Reading and Writing Binary Data
Lots of data we process is stored in text format. For those types of data, the
String
I/O facilities offered by System.IO
and the Text
I/O facilities
offered by Data.Text.IO
or Data.Text.Lazy.IO
are sufficient. However, not
all data are stored in text form. Examples include PDF files, image files,
compiled programs, database files, etc. Every programming language worth its
salt can also read such binary data files.

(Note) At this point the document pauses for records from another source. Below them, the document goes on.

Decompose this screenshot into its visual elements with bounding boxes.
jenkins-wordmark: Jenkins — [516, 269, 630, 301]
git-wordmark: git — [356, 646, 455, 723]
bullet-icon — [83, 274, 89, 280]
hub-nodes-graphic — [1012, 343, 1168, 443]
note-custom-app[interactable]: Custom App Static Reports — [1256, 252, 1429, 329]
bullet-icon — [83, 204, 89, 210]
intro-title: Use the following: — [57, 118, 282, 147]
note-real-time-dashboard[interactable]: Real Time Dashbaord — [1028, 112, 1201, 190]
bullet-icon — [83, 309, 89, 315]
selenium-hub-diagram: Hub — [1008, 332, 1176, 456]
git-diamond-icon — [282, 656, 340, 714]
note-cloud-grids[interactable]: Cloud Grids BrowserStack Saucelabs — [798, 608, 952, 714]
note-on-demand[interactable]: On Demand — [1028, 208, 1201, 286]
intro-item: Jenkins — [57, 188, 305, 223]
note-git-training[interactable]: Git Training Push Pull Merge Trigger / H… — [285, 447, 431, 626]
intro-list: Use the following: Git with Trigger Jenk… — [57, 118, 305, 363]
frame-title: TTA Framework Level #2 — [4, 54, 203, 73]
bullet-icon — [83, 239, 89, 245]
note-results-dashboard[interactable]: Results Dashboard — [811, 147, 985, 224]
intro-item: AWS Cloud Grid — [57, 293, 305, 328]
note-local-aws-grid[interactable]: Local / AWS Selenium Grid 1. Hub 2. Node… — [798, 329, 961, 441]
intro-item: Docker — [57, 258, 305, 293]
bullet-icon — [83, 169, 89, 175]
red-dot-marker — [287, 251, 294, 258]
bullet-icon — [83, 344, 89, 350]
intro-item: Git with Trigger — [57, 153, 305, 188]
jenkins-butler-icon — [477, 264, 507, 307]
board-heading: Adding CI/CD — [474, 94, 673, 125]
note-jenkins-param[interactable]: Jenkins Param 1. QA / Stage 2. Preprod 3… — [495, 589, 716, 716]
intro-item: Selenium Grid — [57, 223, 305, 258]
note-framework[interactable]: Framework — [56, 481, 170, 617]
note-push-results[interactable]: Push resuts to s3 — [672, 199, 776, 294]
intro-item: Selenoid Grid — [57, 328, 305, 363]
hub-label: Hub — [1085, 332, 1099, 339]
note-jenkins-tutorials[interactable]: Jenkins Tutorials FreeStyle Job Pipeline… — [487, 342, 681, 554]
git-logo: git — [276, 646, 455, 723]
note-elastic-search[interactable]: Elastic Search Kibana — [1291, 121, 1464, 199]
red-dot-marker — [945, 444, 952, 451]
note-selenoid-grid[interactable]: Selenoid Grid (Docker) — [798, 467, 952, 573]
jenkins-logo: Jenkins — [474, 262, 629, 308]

To work with binary data, we have the Data.ByteString
module. It provides the
ByteString
type to store, well, a string of bytes, or rather a sequence of
bytes. Under the hood, ByteString
s are arrays of bytes, so they are once again
very space-efficient.
The way we work with ByteString
s is fairly similar to working with Text
. The
Data.ByteString
module provides counterparts to all the major list processing
functions, such as map
, filter
, etc., but they operate on ByteString
s
instead of lists. We can also unpack
a ByteString
to obtain a list of its
elements, and we can pack
a list of bytes into a ByteString
.
In contrast to Data.Text
, the I/O functions aren't provided by a separate
module but are defined right inside Data.ByteString
.
ByteString
s come in a number of variations. Basic ByteString
s store bytes.
Haskell's data type to represent bytes, that is, unsigned 8-bit integers, is
Word8
. Thus, the elements of a ByteString
are Word8
s. In particular,
unpack
produces a list of Word8
s, and pack
expects a list of Word8
s.
When working with ASCII text, which encodes every character in a single byte,
then using ByteString
s to work with such text can be more efficient than using
Text
, which encodes characters in UTF-8 under the hood. To facilitate this use
of ByteString
s, the Data.ByteString.Char8
module provides versions of the
ByteString
type and its accompanying functions that interpret the bytes in the
ByteString
as Char
acters. In particular, unpack
produces a String
and
pack
expects a String
as argument, just as when using Text
.
Finally, we have lazy versions of ByteString
s, both for the Word8
and the
Char
version. They are provided by the Data.ByteString.Lazy
and
Data.ByteString.Lazy.Char8
modules. Under the hood, they are implemented as
lists of small arrays, analogously to the implementation of lazy Text
.
I don't think I want to say more about ByteString
s and working with binary
data here. You won't need these facilities in this course, but I wanted to
mention that they exist for when you do need them.